Episode 1: The Greenville Treaty of 1795 is not the beginning
It must have seemed commonsense to her, in a Gramscian sort of way.
“Can you tell me what I should read to study the history of this place?” I asked.
“What time frame are you looking for?” The librarian said.
She was delightful and genuinely tried to help. She gave me several recommendations.
And so I began. My wife hates it when I do this. I like to think out-loud, and I like to think with people. So I often turn what seems like a simple question that requires a simple answer into a complicated series of what sounds like verbal nonsense. I mumbled some things about what I knew about growing up in Kentucky, “I know a little of that history.” I explained that I have a general picture in my head of United States history from what I learned in high school, college, and graduate school. I have an intimate, though not exactly academic, understanding of the way this has shaped the material well-being and the quality of life of everyday people. “I do not always remember the details,” I said, “but I do know some of the basics.”
She was still listening, but I didn’t want to be awkward. I thought I should stop. She smiled like she might be interested in what I was talking about. I’m always eager to find people who care about the world we live in and how things ended up being the way they are. I always think that these might be people who want to participate in transforming the spaces we inhabit into beloved communities.
“I assume most people begin with industry. I get the need to want to begin that way,” I continued. “Industrialization was a season of rapid growth and development. A lot of that growth was in the form of industrial capital made on the backs of everyday people: Vanderbilt, Rockefeller, Caragie, Edison, J. P. Morgan, Ford. I can remember something about Akron being a site of a massive workers’ strike in the 1930s. I have some broad sense of how cities began to be developed, from the New Deal and after World War II. I know about how cities were planned to store and protect residential capital. I’ve been studying a little about the history of city planning, gentrification, and housing justice. I understand the temptation to begin here with the history of Akron. But I need to begin before the colonial expansion and the birth of industry. Before the industrial expansion and massive social investments and disinvestments. What was there before the people and land were traded for profit?”
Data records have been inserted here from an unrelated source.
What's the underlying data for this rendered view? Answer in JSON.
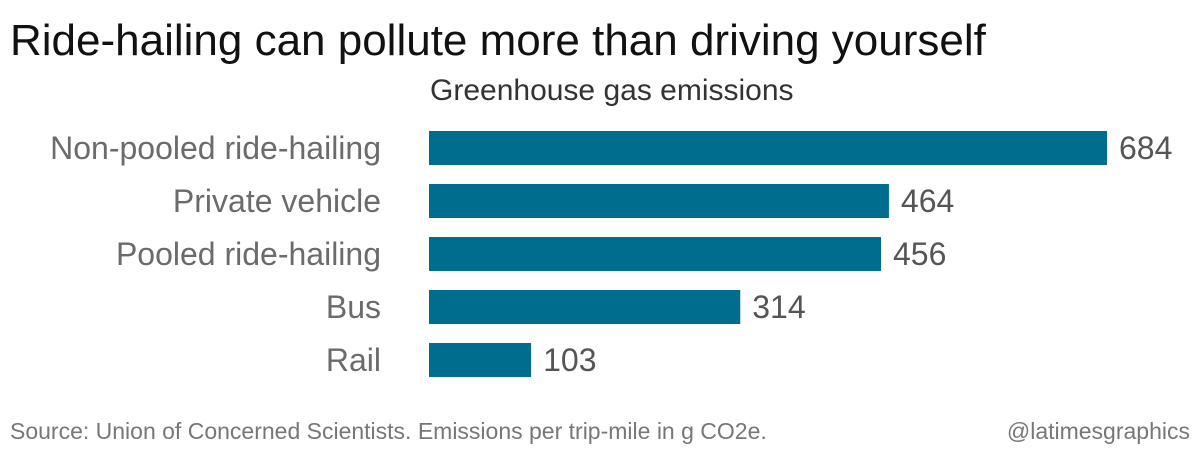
{
  "header": {
    "title": "Ride-hailing can pollute more than driving yourself",
    "subtitle": "Greenhouse gas emissions"
  },
  "footer": {
    "source": "Source: Union of Concerned Scientists. Emissions per trip-mile in g CO2e.",
    "credit": "@latimesgraphics"
  },
  "colors": {
    "bar": "#006d8f"
  },
  "chart_data": {
    "type": "bar",
    "orientation": "horizontal",
    "title": "Ride-hailing can pollute more than driving yourself",
    "subtitle": "Greenhouse gas emissions",
    "categories": [
      "Non-pooled ride-hailing",
      "Private vehicle",
      "Pooled ride-hailing",
      "Bus",
      "Rail"
    ],
    "values": [
      684,
      464,
      456,
      314,
      103
    ],
    "xlim": [
      0,
      684
    ],
    "grid": false,
    "legend": "none"
  }
}
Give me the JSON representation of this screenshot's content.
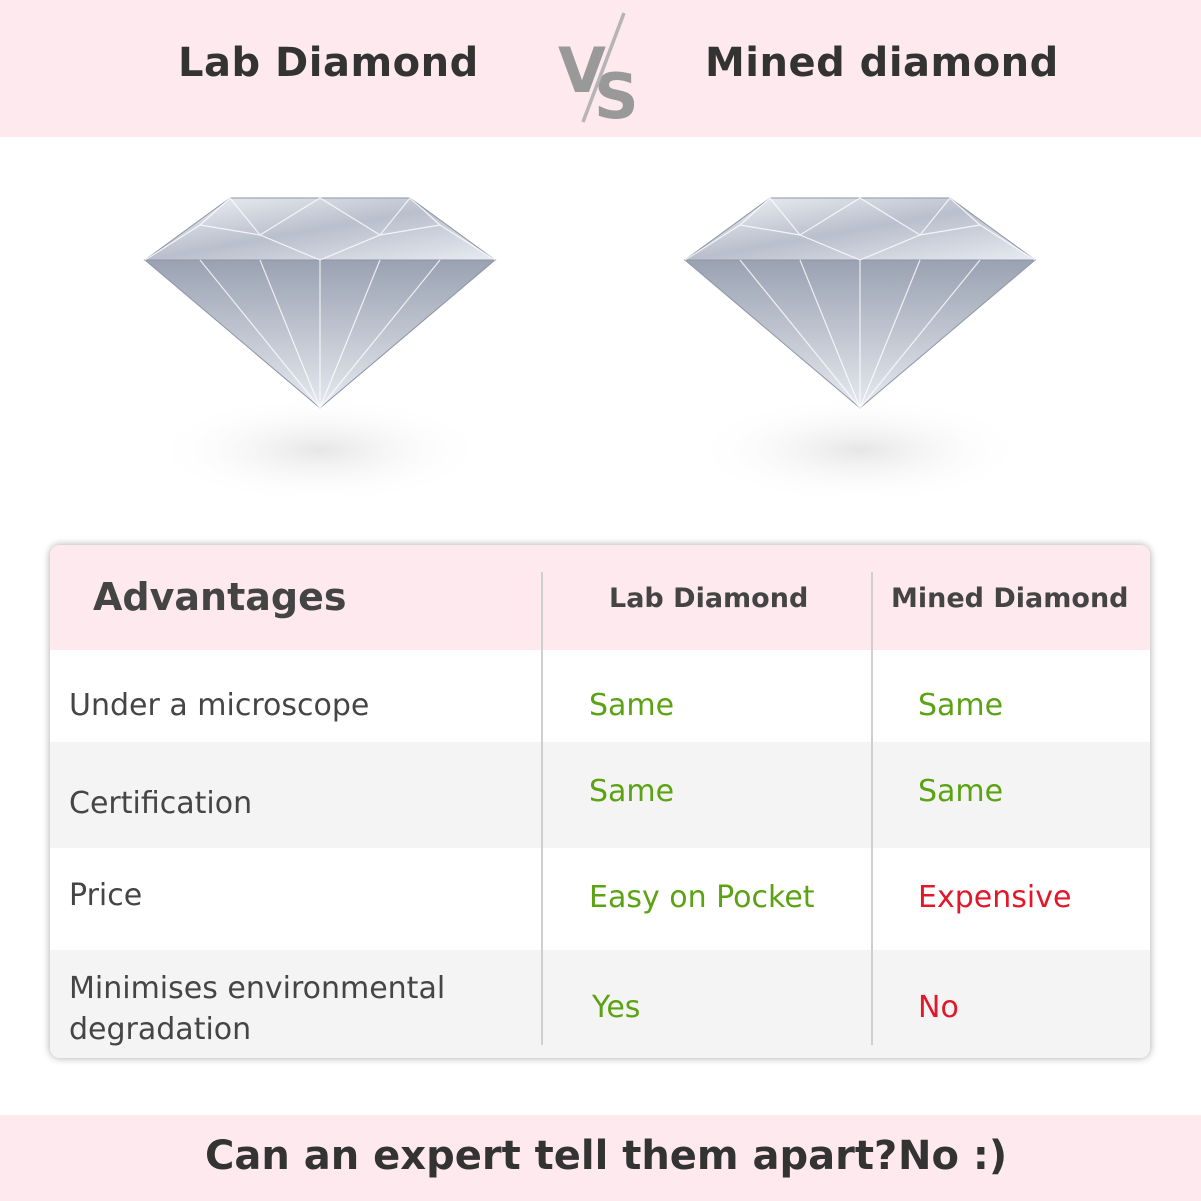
{
  "header": {
    "left_title": "Lab Diamond",
    "vs_logo": "VS",
    "right_title": "Mined diamond"
  },
  "table": {
    "headers": [
      "Advantages",
      "Lab Diamond",
      "Mined Diamond"
    ],
    "rows": [
      {
        "label": "Under a microscope",
        "lab": "Same",
        "mined": "Same",
        "lab_status": "good",
        "mined_status": "good"
      },
      {
        "label": "Certification",
        "lab": "Same",
        "mined": "Same",
        "lab_status": "good",
        "mined_status": "good"
      },
      {
        "label": "Price",
        "lab": "Easy on Pocket",
        "mined": "Expensive",
        "lab_status": "good",
        "mined_status": "bad"
      },
      {
        "label": "Minimises environmental degradation",
        "lab": "Yes",
        "mined": "No",
        "lab_status": "good",
        "mined_status": "bad"
      }
    ]
  },
  "footer": {
    "question": "Can an expert tell them apart?",
    "answer": "No :)"
  },
  "colors": {
    "band_pink": "#fde9ee",
    "good_green": "#5ba313",
    "bad_red": "#e3172a",
    "row_alt_gray": "#f4f4f4"
  }
}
“I’m sorry,” she said. “Were you looking for something? Do you have a timeframe in mind?” She didn’t seem at all bothered by the short moment I took to reflect. She seemed to understand how seriously I took her question. “What time-frame did you want to read about?” she asked.
“In the beginning,” I said. “That is where all good stories start.”
“Ah, yes! The beginning. Hmm…” She looked up a series of books and wrote down the call numbers. We walked down the aisle as she reached over and ran her fingers along the books on the shelf. The first book she handed me was brown, with a picture of a boat docked as people are getting on and off.
I opened to the first chapter: “In the Beginning.” [The book was from 2008, published by Kent State University Press, and written by Terry K. Woods, Ohio’s Grand Canal: A Brief History of the Ohio & Erie Canal.] In the beginning, I guessed the story would go, we settled this place and built a canal. The first paragraph tells about the importance of the canals of Ohio.
The canals of Ohio, once the mainstay of the state’s transportation system, shunted Ohio products out of the state and necessities for the good life. In just a little more than twenty-five years, these artificial waterways—and the men and women who lived and worked on or near them—transformed the state of Ohio from an isolated frontier, where farmers were unable to afford to ship their harvests to market, into a prosperous and influential agricultural and industrial power. (1)
Is this where the history of this place begins? Is this our “In the beginning” moment?
The author continues:
As per the Greenville Treaty of 1795, the western boundary of the United States was drawn south from Lake Erie along the Cuyahoga and Tuscarawas Rivers before veering to the west. The Treaty of Fort Industry in 1805 pushed that boundary even farther west into Ohio. Now, floods of settlers rushed into the “new west,” which included western Virginia, Kentucky, Ohio, and beyond.
The first thing these new settlers did upon arriving in Ohio was clear a tract of land, build a cabin, and plant crops… (1)
Is this the beginning? The story of the Grand Canal, if you take this account as it is written, looks like it begins with the arrival of the settlers who appear to be the first people to the newfound area. The clues to the truth underlying this “in the beginning” moment are actually in the first sentences of the story. What was it that opened the magic door of opportunity so that these new settlers could suddenly come in and build communities here? It was the Greenville Treaty of 1795 and then the Treaty of Fort Industry in 1805 that “pushed the boundary” so that “floods of settlers rushed” in.
I came back to the librarian. She smiled in a way that made me think that she was sharing in my excitement. “Did you find something?” She asked.
“What do you have on the Greenville Treaty of 1795? What do you have on the story of the Great Lakes before the Greenville Treaty?”
For the first time, she reminded me of her role. “I’m only a librarian. I don’t really know the history too well. Do you know how to use our catalogue?”